The lecture is the latest of several ways in which the UW–Madison community honors Temin’s life and work. Each year thousands of people are reminded of him as they take the Lakeshore Path that bears his name. Temin himself bicycled or walked the trail almost every day on his way to work at the McArdle Laboratory for Cancer Research, now part of the UW Comprehensive Cancer Center. At the lab, and perhaps along the path, he developed the radical ideas on how genetic information flows in cells that won him, with David Baltimore and Renato Dulbecco, the Nobel Prize in Physiology or Medicine in 1975.

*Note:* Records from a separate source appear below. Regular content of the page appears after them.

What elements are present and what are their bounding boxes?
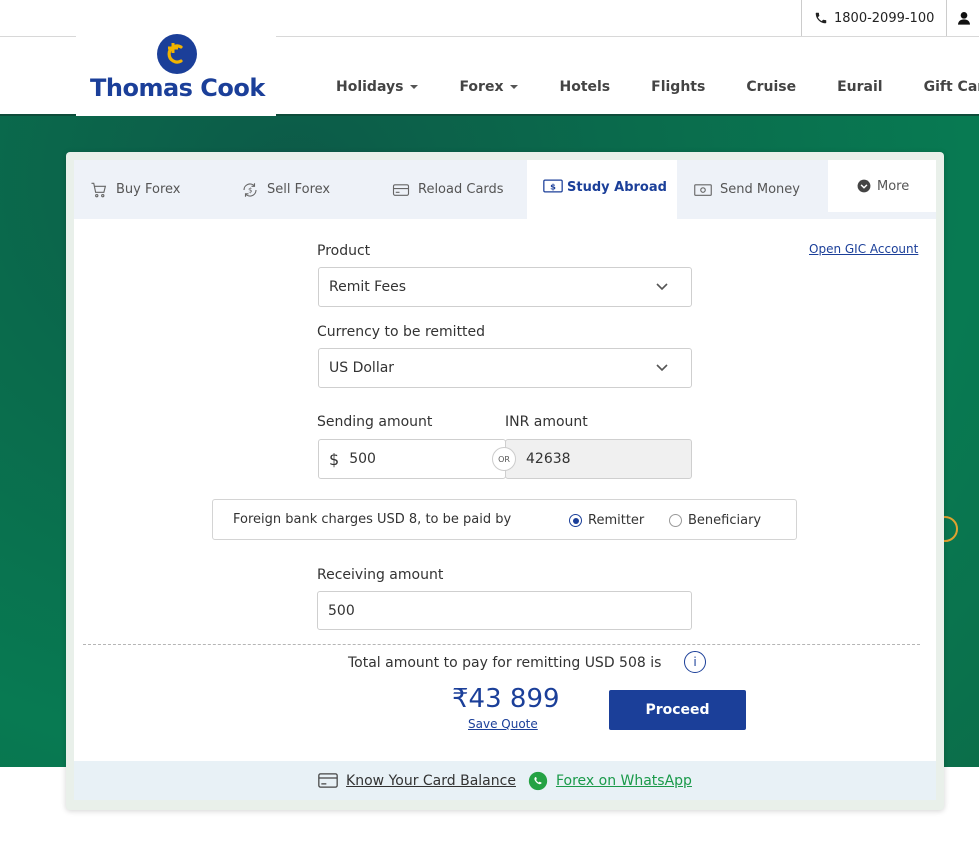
inr-amount-input[interactable]: 42638 — [505, 439, 692, 479]
money-icon: $ — [543, 179, 563, 193]
radio-beneficiary[interactable]: Beneficiary — [669, 513, 761, 528]
service-tabs: Buy Forex $ Sell Forex Reload Cards $ Stu… — [74, 160, 936, 219]
inr-amount-label: INR amount — [505, 414, 588, 430]
tab-label: Sell Forex — [267, 182, 331, 197]
or-separator: OR — [492, 447, 516, 471]
exchange-icon: $ — [243, 182, 257, 197]
inr-amount-value: 42638 — [526, 451, 571, 467]
cart-icon — [91, 182, 107, 197]
main-header: Thomas Cook Holidays Forex Hotels Flight… — [0, 24, 979, 116]
rupee-symbol: ₹ — [452, 684, 469, 714]
dollar-symbol: $ — [329, 449, 340, 469]
user-account-button[interactable] — [948, 0, 979, 36]
phone-number: 1800-2099-100 — [834, 10, 935, 26]
dashed-divider — [83, 644, 920, 645]
nav-eurail[interactable]: Eurail — [837, 79, 882, 95]
radio-unselected-icon — [669, 514, 682, 527]
svg-text:$: $ — [248, 186, 252, 194]
card-balance-link[interactable]: Know Your Card Balance — [346, 773, 516, 789]
tab-label: Study Abroad — [567, 180, 667, 195]
receiving-amount-input[interactable]: 500 — [317, 591, 692, 630]
tab-buy-forex[interactable]: Buy Forex — [90, 160, 180, 219]
tab-study-abroad[interactable]: $ Study Abroad — [527, 160, 677, 219]
widget-footer: Know Your Card Balance Forex on WhatsApp — [74, 761, 936, 800]
user-icon — [957, 12, 970, 25]
total-amount: ₹43 899 — [452, 684, 560, 714]
currency-label: Currency to be remitted — [317, 324, 486, 340]
nav-hotels[interactable]: Hotels — [559, 79, 610, 95]
receiving-amount-label: Receiving amount — [317, 567, 444, 583]
chevron-down-icon — [656, 364, 668, 372]
tab-sell-forex[interactable]: $ Sell Forex — [241, 160, 330, 219]
product-select[interactable]: Remit Fees — [318, 267, 692, 307]
product-value: Remit Fees — [329, 279, 406, 295]
nav-holidays[interactable]: Holidays — [336, 79, 419, 95]
tab-reload-cards[interactable]: Reload Cards — [392, 160, 504, 219]
sending-amount-input[interactable]: $ 500 — [318, 439, 506, 479]
radio-label: Beneficiary — [688, 513, 762, 528]
radio-remitter[interactable]: Remitter — [569, 513, 644, 528]
tab-label: Reload Cards — [418, 182, 504, 197]
banknote-icon — [694, 183, 712, 196]
tab-label: Buy Forex — [116, 182, 181, 197]
chevron-down-icon — [857, 179, 871, 193]
total-amount-text: Total amount to pay for remitting USD 50… — [348, 655, 662, 671]
nav-label: Flights — [651, 79, 706, 95]
brand-name: Thomas Cook — [90, 74, 265, 102]
nav-label: Hotels — [559, 79, 611, 95]
nav-gift-cards[interactable]: Gift Car — [924, 79, 979, 95]
tab-more[interactable]: More — [828, 160, 936, 212]
brand-logo[interactable]: Thomas Cook — [76, 24, 276, 116]
receiving-amount-value: 500 — [328, 602, 355, 619]
currency-select[interactable]: US Dollar — [318, 348, 692, 388]
logo-emblem — [157, 34, 197, 74]
product-label: Product — [317, 243, 371, 259]
nav-label: Cruise — [746, 79, 797, 95]
nav-label: Eurail — [837, 79, 883, 95]
card-icon — [318, 773, 338, 788]
nav-forex[interactable]: Forex — [459, 79, 519, 95]
open-gic-account-link[interactable]: Open GIC Account — [809, 242, 918, 256]
phone-icon — [815, 12, 827, 24]
info-icon[interactable]: i — [684, 651, 706, 673]
radio-selected-icon — [569, 514, 582, 527]
radio-label: Remitter — [588, 513, 645, 528]
tab-label: More — [877, 178, 910, 194]
caret-down-icon — [510, 85, 519, 89]
save-quote-link[interactable]: Save Quote — [468, 717, 538, 731]
total-amount-value: 43 899 — [468, 684, 560, 714]
sending-amount-value: 500 — [349, 451, 376, 467]
tab-send-money[interactable]: Send Money — [694, 160, 800, 219]
chevron-down-icon — [656, 283, 668, 291]
caret-down-icon — [410, 85, 419, 89]
tab-label: Send Money — [720, 182, 800, 197]
nav-label: Forex — [459, 79, 504, 95]
sending-amount-label: Sending amount — [317, 414, 433, 430]
card-icon — [392, 183, 410, 196]
bank-charges-text: Foreign bank charges USD 8, to be paid b… — [233, 512, 512, 527]
nav-label: Gift Car — [923, 79, 979, 95]
svg-text:$: $ — [550, 181, 556, 191]
phone-contact[interactable]: 1800-2099-100 — [801, 0, 947, 36]
nav-label: Holidays — [336, 79, 404, 95]
forex-whatsapp-link[interactable]: Forex on WhatsApp — [556, 773, 692, 789]
whatsapp-icon — [528, 771, 548, 790]
nav-cruise[interactable]: Cruise — [746, 79, 796, 95]
nav-flights[interactable]: Flights — [651, 79, 705, 95]
currency-value: US Dollar — [329, 360, 395, 376]
proceed-button[interactable]: Proceed — [609, 690, 746, 730]
main-nav: Holidays Forex Hotels Flights Cruise Eur… — [336, 79, 979, 95]
bank-charges-box: Foreign bank charges USD 8, to be paid b… — [212, 499, 797, 540]
forex-widget: Buy Forex $ Sell Forex Reload Cards $ Stu… — [74, 160, 936, 800]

Temin, who died in 1994 after 34 years as a McArdle faculty member, has also been memorialized with the Howard M. Temin Professorship in Cancer Research, which was created in 1997. John A. T. Young, whose anthrax research is capturing global attention, holds the professorship. In addition to being UW–Madison’s most distinguished scientist, Temin was a dedicated mentor and teacher. He was instrumental in establishing the university’s strong virology program, and always encouraged graduate students and post-doctoral fellows to participate in it.

Students spearheaded the initiation of the Temin lectureship. The McArdle graduate student organization, called the Data Club, chose Varmus and invited him to present the first lecture. Varmus, who won the Nobel Prize in 1989 for his work on the genetic basis of cancer, was also a friend of Temin’s.

As a prelude to the lecture, McArdle associate director Bill Sugden will discuss Temin’s research at noon Tuesday, April 30, 125 McArdle Laboratory, 1400 University Ave.